Alice Cyusa, a Notre Dame budgets and grants coordinator and a member of the local Rwandan community, said the Kellogg Institute for International Studies partnered with the Rwandan American Community of the Midwest to sponsor the event, which will feature speakers discussing topics from genocide prevention to forced immigration.
“Fr. Bob Dowd of the Kellogg Institute helped us secure the venue for the event, which is mainly funded by the local Rwandan community,” Cyusa said.
Immaculee Mukantaganira, the treasurer for the community organization, said the event will commemorate 20 years of recovery following the 1994 genocide, which claimed the lives of some one million Tutsi Rwandans.
“This 20th commemoration is special,” Mukantaganira said. “In Rwanda, a flame of remembrance has traveled Rwanda since January of this year. It communicates a message of hope, telling Rwandans that the flame will never die. This year, we tried to educate the public about the genocide, its causes and its consequences.”
According to Nxulalo Louis Ruhaya, who also helped organize the event, education and spreading awareness about the Rwandan Genocide carries great importance for preventing future atrocities.
“The 20th anniversary commemoration gives us an opportunity to share our stories with the American people and bring awareness to the kind of atrocities that took place in our country so that together we can make sure it never happens again anywhere in our lifetime,” he said.
Mukantaganira said the commemoration will build around a three-part theme that works toward renewal in the Rwandan community.
“The theme of the commemoration is Remember, Unite, Renew. We remember our beloved we lost during the genocide against the Tutsi, we remember how they shaped our lives, how they blessed us with their love,” she said.
Mukantagnira said the phrase “kwibuka20,” meaning, “remember 20” in the Rwandan language, embodies this spirit of remembrance and has the potential to unite Rwandans regardless of perceived ethnic divisions.

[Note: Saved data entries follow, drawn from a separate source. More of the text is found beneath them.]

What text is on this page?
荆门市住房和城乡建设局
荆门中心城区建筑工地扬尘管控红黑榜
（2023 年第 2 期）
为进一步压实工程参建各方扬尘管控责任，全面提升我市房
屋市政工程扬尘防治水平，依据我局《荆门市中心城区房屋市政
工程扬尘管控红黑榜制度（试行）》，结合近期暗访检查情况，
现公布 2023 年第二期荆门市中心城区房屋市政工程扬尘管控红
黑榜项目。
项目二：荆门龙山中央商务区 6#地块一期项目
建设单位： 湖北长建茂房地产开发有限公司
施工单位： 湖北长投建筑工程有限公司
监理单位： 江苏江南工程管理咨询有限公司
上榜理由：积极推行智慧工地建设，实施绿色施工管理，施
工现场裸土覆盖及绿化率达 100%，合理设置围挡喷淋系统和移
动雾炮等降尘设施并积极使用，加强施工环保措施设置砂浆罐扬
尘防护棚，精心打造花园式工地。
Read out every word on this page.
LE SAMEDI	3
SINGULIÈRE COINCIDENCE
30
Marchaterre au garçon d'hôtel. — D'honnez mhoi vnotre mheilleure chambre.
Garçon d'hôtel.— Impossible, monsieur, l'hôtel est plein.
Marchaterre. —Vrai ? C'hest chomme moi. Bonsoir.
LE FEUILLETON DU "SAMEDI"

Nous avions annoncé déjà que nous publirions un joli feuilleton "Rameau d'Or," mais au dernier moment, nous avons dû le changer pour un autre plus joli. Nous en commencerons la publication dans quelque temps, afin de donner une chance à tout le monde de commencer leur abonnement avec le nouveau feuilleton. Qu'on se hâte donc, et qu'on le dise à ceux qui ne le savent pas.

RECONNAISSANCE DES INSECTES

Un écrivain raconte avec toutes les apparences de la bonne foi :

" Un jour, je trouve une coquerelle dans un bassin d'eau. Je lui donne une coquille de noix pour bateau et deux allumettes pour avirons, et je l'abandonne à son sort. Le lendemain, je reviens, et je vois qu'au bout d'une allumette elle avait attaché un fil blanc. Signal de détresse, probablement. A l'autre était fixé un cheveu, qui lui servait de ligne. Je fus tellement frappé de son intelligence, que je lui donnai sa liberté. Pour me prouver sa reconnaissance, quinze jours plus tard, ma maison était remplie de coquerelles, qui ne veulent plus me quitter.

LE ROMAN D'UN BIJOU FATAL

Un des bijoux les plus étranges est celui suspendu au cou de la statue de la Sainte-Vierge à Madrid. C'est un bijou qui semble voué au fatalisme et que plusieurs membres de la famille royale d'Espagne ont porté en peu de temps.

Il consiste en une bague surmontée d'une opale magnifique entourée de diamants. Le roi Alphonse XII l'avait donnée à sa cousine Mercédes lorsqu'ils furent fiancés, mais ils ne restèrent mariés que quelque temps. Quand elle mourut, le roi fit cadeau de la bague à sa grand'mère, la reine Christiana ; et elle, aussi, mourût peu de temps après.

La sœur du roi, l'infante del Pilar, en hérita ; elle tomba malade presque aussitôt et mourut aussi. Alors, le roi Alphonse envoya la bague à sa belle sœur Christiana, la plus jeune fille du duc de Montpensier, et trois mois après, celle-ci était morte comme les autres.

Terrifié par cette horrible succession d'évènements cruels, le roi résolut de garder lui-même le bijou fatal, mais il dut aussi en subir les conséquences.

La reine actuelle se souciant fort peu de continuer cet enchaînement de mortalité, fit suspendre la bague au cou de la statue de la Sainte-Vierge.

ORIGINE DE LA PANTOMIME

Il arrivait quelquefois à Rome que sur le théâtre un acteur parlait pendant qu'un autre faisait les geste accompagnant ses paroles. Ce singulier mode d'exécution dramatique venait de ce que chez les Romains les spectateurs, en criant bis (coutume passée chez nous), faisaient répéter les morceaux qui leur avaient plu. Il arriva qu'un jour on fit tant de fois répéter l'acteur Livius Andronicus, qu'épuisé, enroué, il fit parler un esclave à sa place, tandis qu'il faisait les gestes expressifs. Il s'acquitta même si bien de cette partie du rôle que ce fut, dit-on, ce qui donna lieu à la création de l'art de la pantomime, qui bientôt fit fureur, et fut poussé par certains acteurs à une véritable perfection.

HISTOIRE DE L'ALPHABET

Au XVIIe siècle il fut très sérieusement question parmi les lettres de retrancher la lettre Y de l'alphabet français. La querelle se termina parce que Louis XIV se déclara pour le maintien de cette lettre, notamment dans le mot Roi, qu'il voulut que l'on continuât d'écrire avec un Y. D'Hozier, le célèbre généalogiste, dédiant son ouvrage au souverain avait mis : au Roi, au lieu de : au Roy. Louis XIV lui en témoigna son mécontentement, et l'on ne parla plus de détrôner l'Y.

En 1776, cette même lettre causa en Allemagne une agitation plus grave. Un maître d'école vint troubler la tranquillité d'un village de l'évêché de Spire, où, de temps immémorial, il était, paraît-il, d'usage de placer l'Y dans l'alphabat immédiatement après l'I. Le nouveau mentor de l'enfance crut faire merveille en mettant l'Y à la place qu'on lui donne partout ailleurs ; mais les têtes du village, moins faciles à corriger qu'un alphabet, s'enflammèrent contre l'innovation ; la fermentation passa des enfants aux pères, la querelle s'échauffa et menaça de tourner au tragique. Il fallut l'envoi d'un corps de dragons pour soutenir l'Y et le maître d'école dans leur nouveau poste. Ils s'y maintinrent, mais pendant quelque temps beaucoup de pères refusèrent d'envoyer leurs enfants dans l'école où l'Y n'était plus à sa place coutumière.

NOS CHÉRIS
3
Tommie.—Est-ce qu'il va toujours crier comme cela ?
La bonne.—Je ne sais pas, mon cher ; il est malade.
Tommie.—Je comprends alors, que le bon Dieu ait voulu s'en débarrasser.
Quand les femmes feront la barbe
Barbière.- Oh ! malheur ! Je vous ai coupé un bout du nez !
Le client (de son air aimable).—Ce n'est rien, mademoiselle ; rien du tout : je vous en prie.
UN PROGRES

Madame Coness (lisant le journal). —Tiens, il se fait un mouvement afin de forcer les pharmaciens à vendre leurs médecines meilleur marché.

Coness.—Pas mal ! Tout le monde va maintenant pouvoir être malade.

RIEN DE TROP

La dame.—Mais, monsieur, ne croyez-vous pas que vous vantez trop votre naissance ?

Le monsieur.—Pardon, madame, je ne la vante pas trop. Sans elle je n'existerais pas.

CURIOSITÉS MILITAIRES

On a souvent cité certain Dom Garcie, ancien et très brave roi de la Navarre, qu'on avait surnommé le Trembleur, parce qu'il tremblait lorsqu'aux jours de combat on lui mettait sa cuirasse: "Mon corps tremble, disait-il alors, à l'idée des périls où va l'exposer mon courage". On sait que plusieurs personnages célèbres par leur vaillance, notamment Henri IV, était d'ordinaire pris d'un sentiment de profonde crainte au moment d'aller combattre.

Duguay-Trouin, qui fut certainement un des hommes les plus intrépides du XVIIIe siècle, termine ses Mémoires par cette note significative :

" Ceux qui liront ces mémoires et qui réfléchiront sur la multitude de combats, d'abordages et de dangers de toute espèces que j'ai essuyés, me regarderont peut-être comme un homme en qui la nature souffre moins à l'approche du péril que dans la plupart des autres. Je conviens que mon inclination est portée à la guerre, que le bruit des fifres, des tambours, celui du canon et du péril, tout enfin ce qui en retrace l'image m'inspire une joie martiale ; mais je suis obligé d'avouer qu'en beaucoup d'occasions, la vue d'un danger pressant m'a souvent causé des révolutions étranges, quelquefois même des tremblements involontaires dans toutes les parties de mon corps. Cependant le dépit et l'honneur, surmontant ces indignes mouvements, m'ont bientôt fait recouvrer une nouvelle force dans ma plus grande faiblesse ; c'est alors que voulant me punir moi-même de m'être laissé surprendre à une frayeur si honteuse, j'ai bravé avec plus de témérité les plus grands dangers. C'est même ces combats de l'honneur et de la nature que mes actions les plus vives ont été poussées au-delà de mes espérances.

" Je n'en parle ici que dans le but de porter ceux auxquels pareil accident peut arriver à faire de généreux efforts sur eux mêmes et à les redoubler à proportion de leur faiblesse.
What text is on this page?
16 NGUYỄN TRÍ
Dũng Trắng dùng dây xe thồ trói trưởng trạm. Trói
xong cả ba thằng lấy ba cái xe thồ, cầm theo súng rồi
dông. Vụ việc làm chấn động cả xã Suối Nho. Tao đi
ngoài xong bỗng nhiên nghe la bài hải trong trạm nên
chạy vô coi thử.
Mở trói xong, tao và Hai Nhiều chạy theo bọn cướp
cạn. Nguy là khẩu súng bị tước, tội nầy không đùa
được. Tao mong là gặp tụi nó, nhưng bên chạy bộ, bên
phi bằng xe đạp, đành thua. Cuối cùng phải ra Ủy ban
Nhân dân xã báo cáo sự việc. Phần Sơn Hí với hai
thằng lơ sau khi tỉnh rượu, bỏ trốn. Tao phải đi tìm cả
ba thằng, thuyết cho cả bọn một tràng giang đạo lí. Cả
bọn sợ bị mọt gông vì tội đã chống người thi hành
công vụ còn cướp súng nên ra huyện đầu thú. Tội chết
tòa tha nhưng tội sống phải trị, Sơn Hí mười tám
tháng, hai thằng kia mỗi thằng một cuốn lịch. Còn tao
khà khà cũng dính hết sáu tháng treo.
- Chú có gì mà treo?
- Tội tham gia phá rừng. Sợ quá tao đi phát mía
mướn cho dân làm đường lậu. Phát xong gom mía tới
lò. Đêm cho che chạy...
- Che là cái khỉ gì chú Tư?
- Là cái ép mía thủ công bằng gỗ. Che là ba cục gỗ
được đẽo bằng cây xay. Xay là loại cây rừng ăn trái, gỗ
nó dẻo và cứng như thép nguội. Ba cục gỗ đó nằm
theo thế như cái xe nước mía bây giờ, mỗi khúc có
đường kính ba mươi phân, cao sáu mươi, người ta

“We are all Rwandans who speak the same language and bounded by the same culture,” Mukantagnira said. “As we stand together, we renew together, committing to continue building a new Rwanda where there are no divisions and where a lasting peace is the purpose of surviving.”
Rwandan-Americans from Ohio and Illinois are expected to attend the event, Mukantagnira said.
Ruhaya said he hopes Notre Dame students also join in the commemoration.
“I hope we can have many of our Notre Dame students attend, as they are the future leaders of tomorrow,” Ruhaya said.